Per chi vuole c’è la metropolitana, una specie di serpentone tutto esterno e sopraelevato che corre tra i grattacieli, ogni tanto sprofonda in collinette artificiali perfettamente rigogliose nonostante il caldo torrido, e incrocia alcuni dei tunnel. La prendo, tutto è efficiente e luccicante e ricorda la nuova fermata A di Piazza di Spagna (più emiratina di quella di Dubai); ma è meno bella di quella di Brescia; e non si può pagare “tappando” la carta come a Milano e Roma. Ci sono i vagoni di prima (“Gold”) e seconda classe (“Silver”), quelli per gli uomini e quelli per le donne. Nei piccoli e rari collegamenti esterni tra una metro e un tunnel fa talmente caldo che è quasi da ridere, è come un’ubriacatura istantanea.

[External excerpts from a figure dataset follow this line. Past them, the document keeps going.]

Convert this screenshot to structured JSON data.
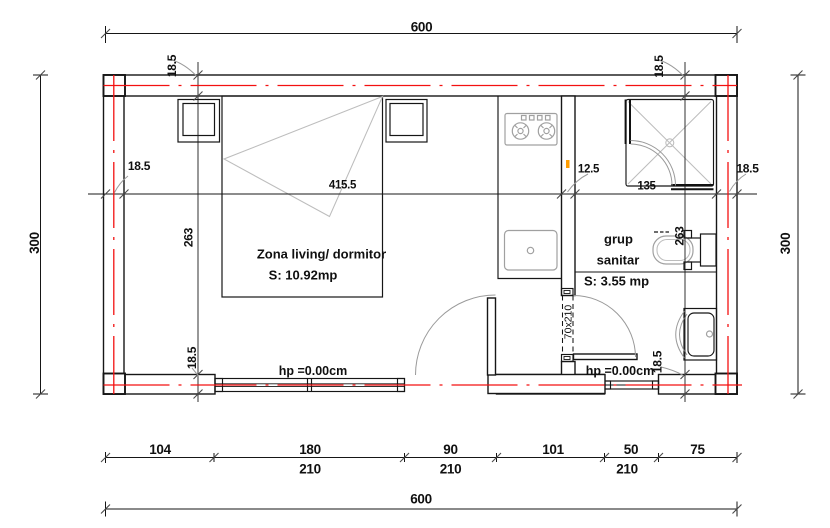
{
  "rooms": {
    "living": {
      "name": "Zona living/ dormitor",
      "area": "S: 10.92mp"
    },
    "bathroom": {
      "line1": "grup",
      "line2": "sanitar",
      "area": "S: 3.55 mp"
    }
  },
  "annotations": {
    "floor_level_left": "hp =0.00cm",
    "floor_level_right": "hp =0.00cm",
    "bathroom_door_size": "70x210"
  },
  "dimensions": {
    "top_total": "600",
    "bottom_total": "600",
    "left_total": "300",
    "right_total": "300",
    "bottom_segments": [
      "104",
      "180",
      "90",
      "101",
      "50",
      "75"
    ],
    "bottom_openings": [
      "210",
      "210",
      "210"
    ],
    "h_chain": [
      "18.5",
      "415.5",
      "12.5",
      "135",
      "18.5"
    ],
    "v_chain_left": [
      "18.5",
      "263",
      "18.5"
    ],
    "v_chain_right": [
      "18.5",
      "263",
      "18.5"
    ]
  },
  "colors": {
    "axis_red": "#f31111",
    "drawing_black": "#161616",
    "furniture_grey": "#a0a0a0"
  }
}
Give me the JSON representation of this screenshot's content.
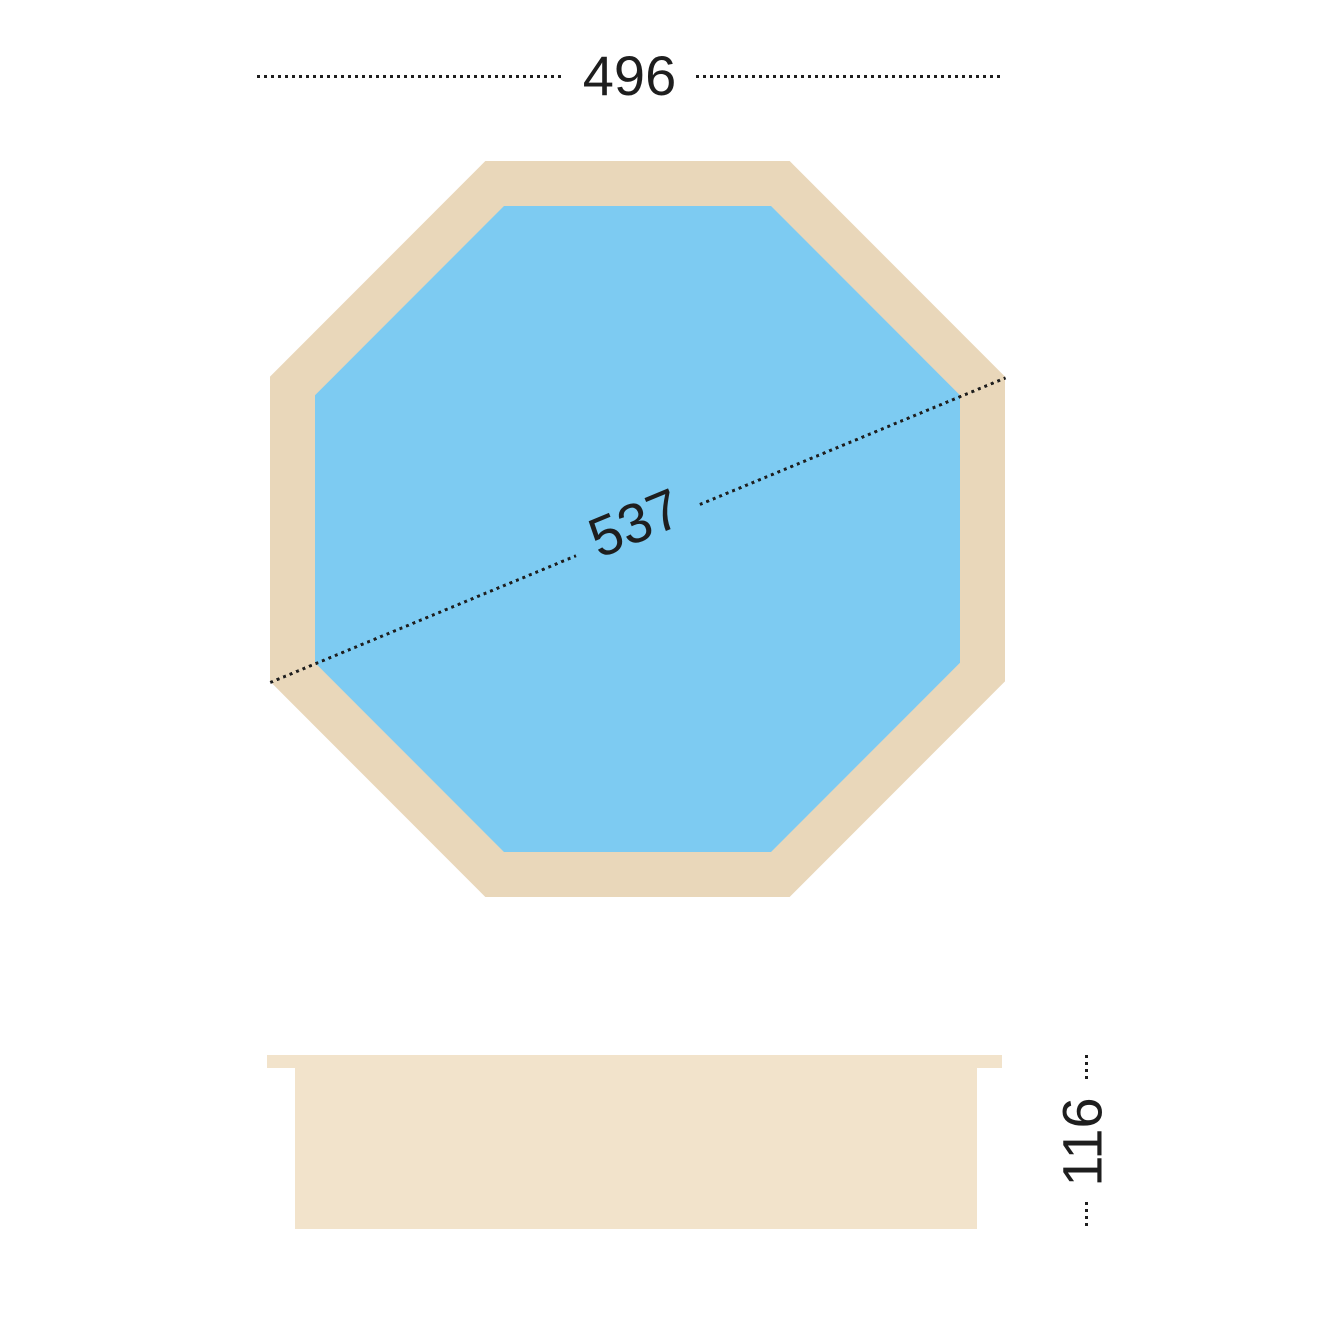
{
  "diagram": {
    "kind": "octagonal-pool-dimension-drawing",
    "plan_view": {
      "shape": "regular-octagon",
      "outer_ring": "wood-frame",
      "inner_fill": "water"
    },
    "side_view": {
      "shape": "wall-profile-with-top-rim"
    },
    "dimensions": {
      "outer_width": {
        "value": "496",
        "placement": "top-horizontal-across-flats"
      },
      "diagonal": {
        "value": "537",
        "placement": "across-opposite-vertices"
      },
      "wall_height": {
        "value": "116",
        "placement": "right-vertical-side-view"
      }
    }
  },
  "colors": {
    "background": "#ffffff",
    "frame": "#e9d7ba",
    "water": "#7dcbf2",
    "side_body": "#f2e3cb",
    "ink": "#1e1e1e"
  }
}
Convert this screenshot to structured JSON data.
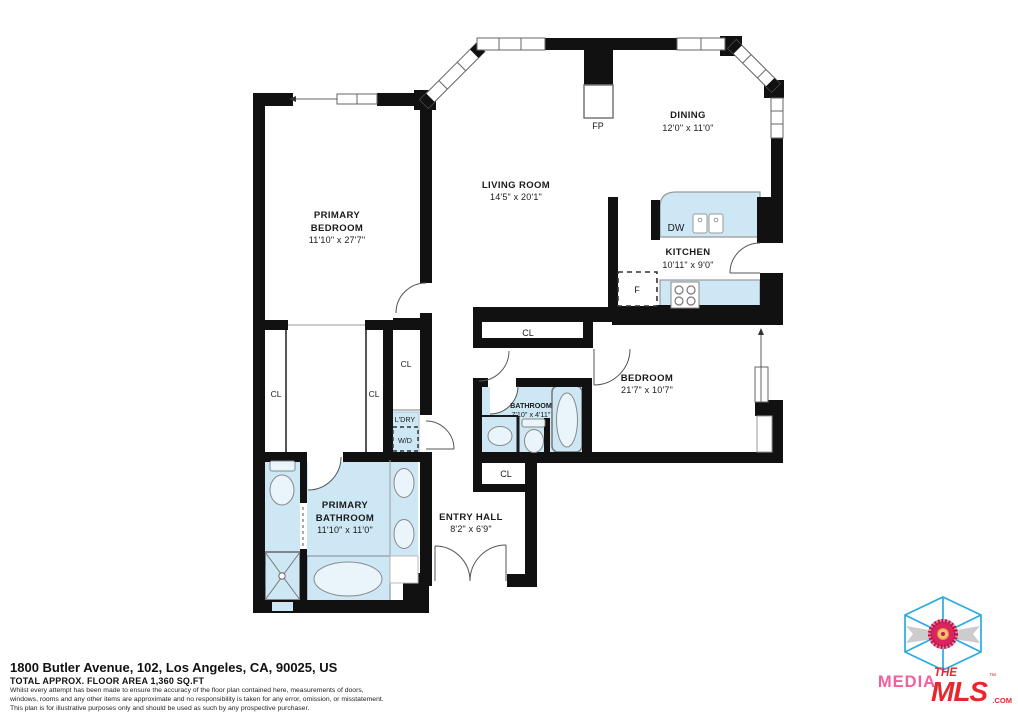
{
  "rooms": {
    "primary_bedroom": {
      "line1": "PRIMARY",
      "line2": "BEDROOM",
      "dims": "11'10\" x 27'7\""
    },
    "living_room": {
      "label": "LIVING ROOM",
      "dims": "14'5\" x 20'1\""
    },
    "dining": {
      "label": "DINING",
      "dims": "12'0\" x 11'0\""
    },
    "kitchen": {
      "label": "KITCHEN",
      "dims": "10'11\" x 9'0\""
    },
    "bedroom": {
      "label": "BEDROOM",
      "dims": "21'7\" x 10'7\""
    },
    "bathroom": {
      "label": "BATHROOM",
      "dims": "7'10\" x 4'11\""
    },
    "primary_bathroom": {
      "line1": "PRIMARY",
      "line2": "BATHROOM",
      "dims": "11'10\" x 11'0\""
    },
    "entry_hall": {
      "label": "ENTRY HALL",
      "dims": "8'2\" x 6'9\""
    }
  },
  "labels": {
    "closet": "CL",
    "fireplace": "FP",
    "dishwasher": "DW",
    "fridge": "F",
    "laundry": "L'DRY",
    "washer_dryer": "W/D"
  },
  "footer": {
    "address": "1800 Butler Avenue, 102, Los Angeles, CA, 90025, US",
    "area": "TOTAL APPROX. FLOOR AREA 1,360 SQ.FT",
    "disclaimer": [
      "Whilst every attempt has been made to ensure the accuracy of the floor plan contained here, measurements of doors,",
      "windows, rooms and any other items are approximate and no responsibility is taken for any error, omission, or misstatement.",
      "This plan is for illustrative purposes only and should be used as such by any prospective purchaser."
    ]
  },
  "logo": {
    "media": "MEDIA",
    "the": "THE",
    "mls": "MLS",
    "com": ".COM",
    "tm": "™"
  },
  "colors": {
    "wall": "#111111",
    "fixture_fill": "#cde7f5",
    "fixture_stroke": "#8d9aa5",
    "logo_cyan": "#29abe2",
    "logo_pink": "#f0609e",
    "logo_red": "#e8262d"
  }
}
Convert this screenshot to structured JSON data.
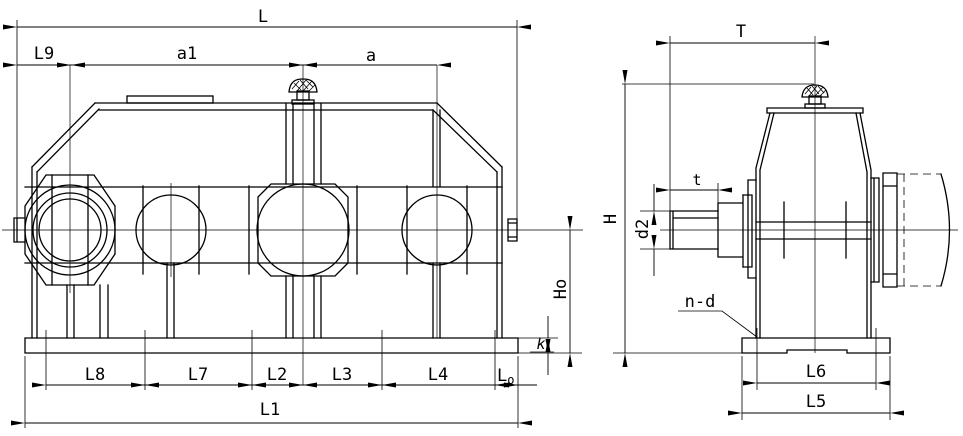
{
  "colors": {
    "ink": "#000000",
    "background": "#ffffff"
  },
  "labels": {
    "overall_length": "L",
    "l9": "L9",
    "a1": "a1",
    "a": "a",
    "t_upper": "T",
    "t_lower": "t",
    "h": "H",
    "ho": "Ho",
    "d2": "d2",
    "k": "k",
    "n_d": "n-d",
    "l8": "L8",
    "l7": "L7",
    "l2": "L2",
    "l3": "L3",
    "l4": "L4",
    "lo_base": "L",
    "lo_sub": "o",
    "l1": "L1",
    "l6": "L6",
    "l5": "L5"
  }
}
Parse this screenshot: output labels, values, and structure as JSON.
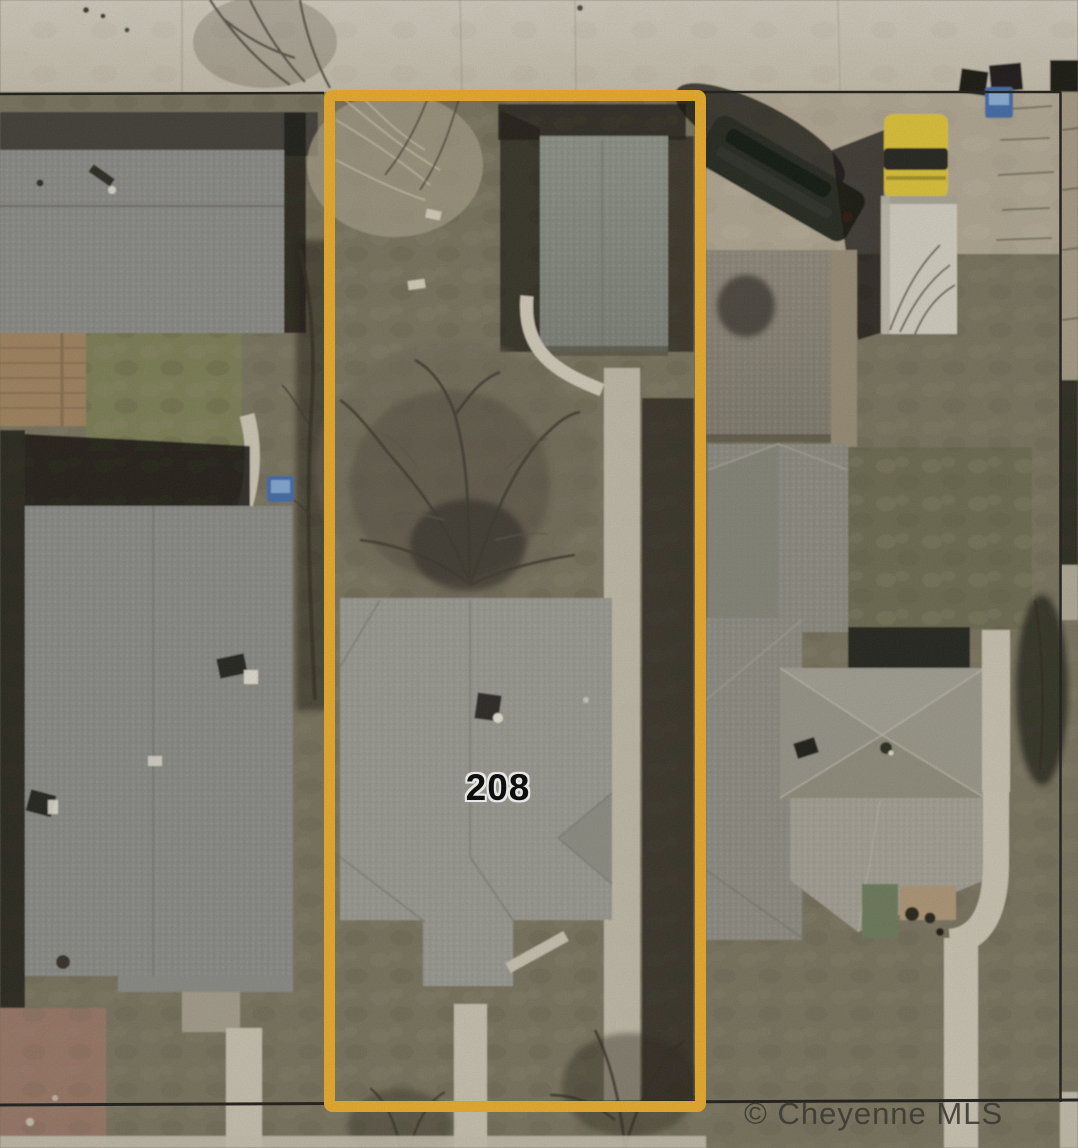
{
  "map": {
    "type": "aerial-parcel-photo",
    "parcel_label": "208",
    "attribution": "© Cheyenne MLS",
    "colors": {
      "parcel_outline": "#F0AF28",
      "boundary_line": "#1C1B17",
      "street": "#CFC7B5",
      "grass": "#79735D",
      "lawn_dark": "#6D6B50",
      "roof_subject": "#9B9B93",
      "roof_garage": "#878C80",
      "roof_neighbor_west": "#8C8C87",
      "roof_neighbor_east": "#9A978A",
      "concrete": "#B3A993",
      "sidewalk": "#CCC5B2",
      "deck_wood": "#A2845D",
      "dirt_red": "#9A7765",
      "truck_yellow": "#E2C634",
      "trailer_white": "#D7D2C3",
      "van_dark": "#23271F",
      "bin_blue": "#3F6CAB",
      "watermark_color": "#35352D",
      "label_color": "#000000"
    },
    "objects": [
      "street",
      "west-neighbor-house",
      "wood-deck",
      "subject-parcel-outline",
      "subject-garage",
      "subject-house-roof",
      "large-bare-tree",
      "front-sidewalk",
      "east-neighbor-shed",
      "east-neighbor-house",
      "dark-van",
      "yellow-truck",
      "blue-trash-bin",
      "boundary-lines",
      "attribution-watermark",
      "parcel-number-label"
    ]
  }
}
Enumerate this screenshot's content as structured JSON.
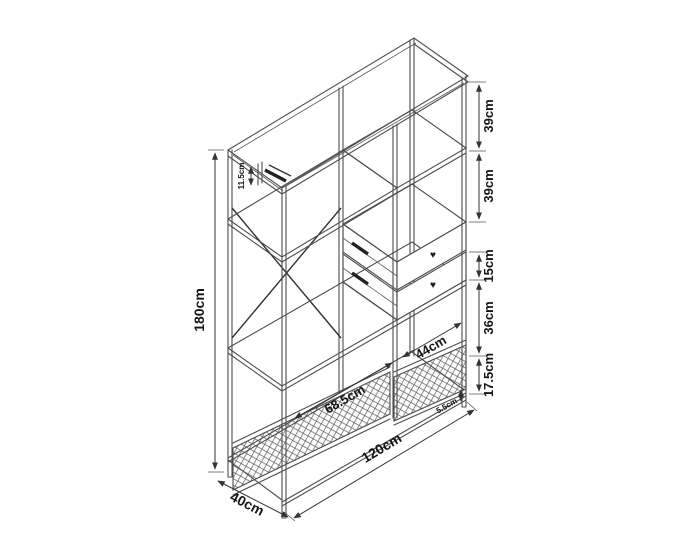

Non rischi di scottarti però, perché l’ombra dei grattacieli è talmente ampia e variegata che ti protegge. Quella del Burj Kalifa si allunga fino a tre chilometri. A un’ora di macchina c’è invece Abu Dhabi. Se si volesse tentare un paragone, Dubai è Milano, più tollerante e internazionale, e anche cafona, e Abu Dhabi è una Roma più ricca. Fuori dal centro di Dubai, via dai grattacieli, infinite distese di cliniche della bellezza, “botox meno 30 per cento”; e asili internazionali, e ville di ogni genere e stile (palladiano, Bauhaus) tutte con garage a vetri, non fumé, per far vedere bene le supercar ai passanti. Negozi Jacuzzi e Natuzzi. Anche, parecchi cinema, in palazzoni multiplex come a Los Angeles. E perfino qualche clinica psichiatrica. Chi mai ci finirà, in clinica psichiatrica a Dubai? Solo il ruler lo sa.